Only a fraction of Australians in disability care residences have had a coronavirus vaccination despite being in a priority group.
A total of 1640 doses have been delivered out of 25,000 people in disability residential care.
Health department associate secretary Caroline Edwards conceded aged care residents had been prioritised.
"Disability facilities has been a much slower start than we would have liked. We're now turning our attention to that," she told a Senate inquiry on Tuesday.
Health department boss Brendan Murphy said he hoped to have all vulnerable Australians in phase 1a - including people at disability residential facilities - vaccinated by the middle of the year.
"We are ramping up disability as we speak and we are absolutely cognisant of getting them protected as soon as possible."
Professor Murphy said the risk of coronavirus had alleviated since last year because there was now no community transmission, but winter could pose a new challenge.
Officials have gone back to the drawing board for the vaccine rollout after the AstraZeneca jab was linked to rare blood clots.
The Pfizer jab is now the preferred vaccine for Australians under the age of 50.
Health officials have undertaken modelling which will be considered by national cabinet on Thursday.
Prof Murphy said national cabinet - made up of the prime minister and state leaders - would reach a clear policy position on the rollout.

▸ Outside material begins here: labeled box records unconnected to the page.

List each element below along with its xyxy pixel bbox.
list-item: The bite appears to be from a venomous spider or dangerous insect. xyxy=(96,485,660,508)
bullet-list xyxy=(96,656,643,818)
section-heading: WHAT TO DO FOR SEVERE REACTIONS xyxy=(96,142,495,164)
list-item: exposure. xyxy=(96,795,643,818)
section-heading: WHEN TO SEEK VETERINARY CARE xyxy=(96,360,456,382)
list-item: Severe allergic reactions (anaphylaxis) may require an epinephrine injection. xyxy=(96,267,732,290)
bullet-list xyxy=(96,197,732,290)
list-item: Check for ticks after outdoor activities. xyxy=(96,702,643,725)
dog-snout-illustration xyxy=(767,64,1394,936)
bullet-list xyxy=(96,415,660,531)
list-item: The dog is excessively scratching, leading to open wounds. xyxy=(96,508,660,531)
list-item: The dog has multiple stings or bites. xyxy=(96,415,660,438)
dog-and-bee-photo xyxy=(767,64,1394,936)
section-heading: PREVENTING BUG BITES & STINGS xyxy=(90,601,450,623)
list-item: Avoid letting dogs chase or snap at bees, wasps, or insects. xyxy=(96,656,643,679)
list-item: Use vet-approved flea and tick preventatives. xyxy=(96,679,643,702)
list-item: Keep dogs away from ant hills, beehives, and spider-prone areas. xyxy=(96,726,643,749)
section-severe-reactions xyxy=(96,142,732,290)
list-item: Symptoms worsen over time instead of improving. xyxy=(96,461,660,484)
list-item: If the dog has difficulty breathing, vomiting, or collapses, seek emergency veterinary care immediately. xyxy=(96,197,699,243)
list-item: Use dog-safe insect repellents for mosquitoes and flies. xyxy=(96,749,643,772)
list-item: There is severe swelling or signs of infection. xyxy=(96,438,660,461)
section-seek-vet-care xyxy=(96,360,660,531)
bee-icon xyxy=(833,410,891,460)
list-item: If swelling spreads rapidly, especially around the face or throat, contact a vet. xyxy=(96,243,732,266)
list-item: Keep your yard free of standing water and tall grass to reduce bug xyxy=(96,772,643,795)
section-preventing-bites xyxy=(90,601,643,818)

The only direction so far is the advice on Pfizer being preferred for under 50s.
"The states are interpreting that in their own ways at the moment which is why we need to get the national cabinet to agreement on that," Prof Murphy said.
Health Minister Greg Hunt was cautious on Tuesday when asked about a new timetable, saying the rollout was accelerating.
About 1.7 million doses having been delivered so far nationally.
Deputy Labor leader Richard Marles said the coalition's complacency in focusing on just a handful of vaccine candidates risked Australia's economic recovery.
Meanwhile, a vaccinated border staffer in New Zealand has tested positive for coronavirus just one day after the start of a two-way travel bubble with Australia.
Mr Hunt said Australian authorities had full confidence in New Zealand's containment system.